Monday, October 31, 2011

Why?

I'm reminded today that Thomas Merton once said that a monk should ask himself everyday why he is a monk.  I imagine this question provokes as much as it consoles.  Why am I a Christian?  Why do I follow the 'transgressive' rabbi from the Galilee?  I wonder if these questions demand the same kind of mindfulness, discernment.

Jerusalem Cross on the Gate of the Church of Dominus Flevit
I wander these holy hills and paths with a remarkable delegation of Jews and Christians.  We've spoken with Arab Muslims and Arab Christians and all kinds of Jewish leaders.  Why, in this inspiring mix of traditions and cultures, have I chosen the Christ as my teacher?  What is it about his gospel that intensifies this yearning in my heart--for peace, for contact, for communion?

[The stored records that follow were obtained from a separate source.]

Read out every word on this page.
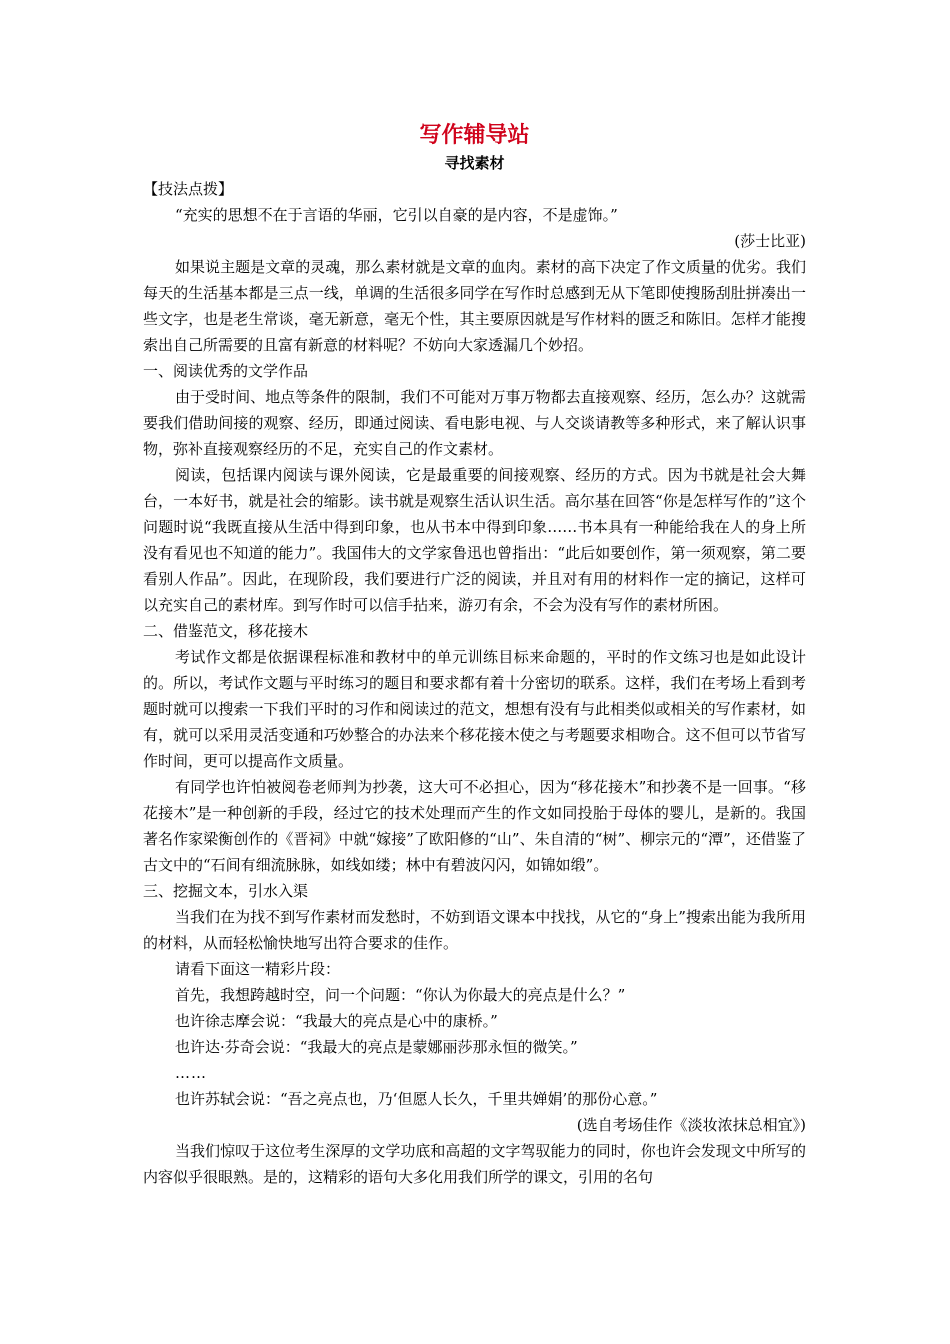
写作辅导站
寻找素材

【技法点拨】

“充实的思想不在于言语的华丽，它引以自豪的是内容，不是虚饰。”

(莎士比亚)

如果说主题是文章的灵魂，那么素材就是文章的血肉。素材的高下决定了作文质量的优劣。我们每天的生活基本都是三点一线，单调的生活很多同学在写作时总感到无从下笔即使搜肠刮肚拼凑出一些文字，也是老生常谈，毫无新意，毫无个性，其主要原因就是写作材料的匮乏和陈旧。怎样才能搜索出自己所需要的且富有新意的材料呢？不妨向大家透漏几个妙招。

一、阅读优秀的文学作品

由于受时间、地点等条件的限制，我们不可能对万事万物都去直接观察、经历，怎么办？这就需要我们借助间接的观察、经历，即通过阅读、看电影电视、与人交谈请教等多种形式，来了解认识事物，弥补直接观察经历的不足，充实自己的作文素材。

阅读，包括课内阅读与课外阅读，它是最重要的间接观察、经历的方式。因为书就是社会大舞台，一本好书，就是社会的缩影。读书就是观察生活认识生活。高尔基在回答“你是怎样写作的”这个问题时说“我既直接从生活中得到印象，也从书本中得到印象……书本具有一种能给我在人的身上所没有看见也不知道的能力”。我国伟大的文学家鲁迅也曾指出：“此后如要创作，第一须观察，第二要看别人作品”。因此，在现阶段，我们要进行广泛的阅读，并且对有用的材料作一定的摘记，这样可以充实自己的素材库。到写作时可以信手拈来，游刃有余，不会为没有写作的素材所困。

二、借鉴范文，移花接木

考试作文都是依据课程标准和教材中的单元训练目标来命题的，平时的作文练习也是如此设计的。所以，考试作文题与平时练习的题目和要求都有着十分密切的联系。这样，我们在考场上看到考题时就可以搜索一下我们平时的习作和阅读过的范文，想想有没有与此相类似或相关的写作素材，如有，就可以采用灵活变通和巧妙整合的办法来个移花接木使之与考题要求相吻合。这不但可以节省写作时间，更可以提高作文质量。

有同学也许怕被阅卷老师判为抄袭，这大可不必担心，因为“移花接木”和抄袭不是一回事。“移花接木”是一种创新的手段，经过它的技术处理而产生的作文如同投胎于母体的婴儿，是新的。我国著名作家梁衡创作的《晋祠》中就“嫁接”了欧阳修的“山”、朱自清的“树”、柳宗元的“潭”，还借鉴了古文中的“石间有细流脉脉，如线如缕；林中有碧波闪闪，如锦如缎”。

三、挖掘文本，引水入渠

当我们在为找不到写作素材而发愁时，不妨到语文课本中找找，从它的“身上”搜索出能为我所用的材料，从而轻松愉快地写出符合要求的佳作。

请看下面这一精彩片段：

首先，我想跨越时空，问一个问题：“你认为你最大的亮点是什么？”

也许徐志摩会说：“我最大的亮点是心中的康桥。”

也许达·芬奇会说：“我最大的亮点是蒙娜丽莎那永恒的微笑。”

……

也许苏轼会说：“吾之亮点也，乃‘但愿人长久，千里共婵娟’的那份心意。”

(选自考场佳作《淡妆浓抹总相宜》)

当我们惊叹于这位考生深厚的文学功底和高超的文字驾驭能力的同时，你也许会发现文中所写的内容似乎很眼熟。是的，这精彩的语句大多化用我们所学的课文，引用的名句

This afternoon, we visited a Palestinian Youth Project--an inspiring community of 20 young adults studying nonviolence and training as organizers for the common good.  They danced for us!  I mean, they really, really danced for us.  There was a kind of "Riverdance"-energy to it, all arms and legs and rhythm.  I looked around at the stunned, joyous faces of our delegation: my good friend, the rabbi; a minstrel monk whose face glowed with wonder; a Sufi wonder-worker with tears in her eyes.  The music went on and on and on; the dancing moved round and round and round.  With every revolution, something like the fire that burned once before Moses, in what seemed an ordinary thicket.

No such thing as the ordinary here.  All of it, extraordinary!  All of this ground, holy!

And why am I a Christian tonight?  I guess it has something to do with the risks I've taken in his name: to believe in this diversity, to cast my lot with the optimists who haven't given up on peace.  Why do I follow the rabbi?  Precisely because he breaks the rules, breaks bread with all kinds, then reaches into my heart and breaks it.  Then weeps with me.  Then picks me up to dance.

I will do what I can to ask Merton's question every day.  I will do what I can to find in my deepest parts--flesh, muscle, heart, soul--the spirit of the risen One.  Whose teaching has brought me here.  With wildly wonderful colleagues and friends.  Into the broken heart of a holy land.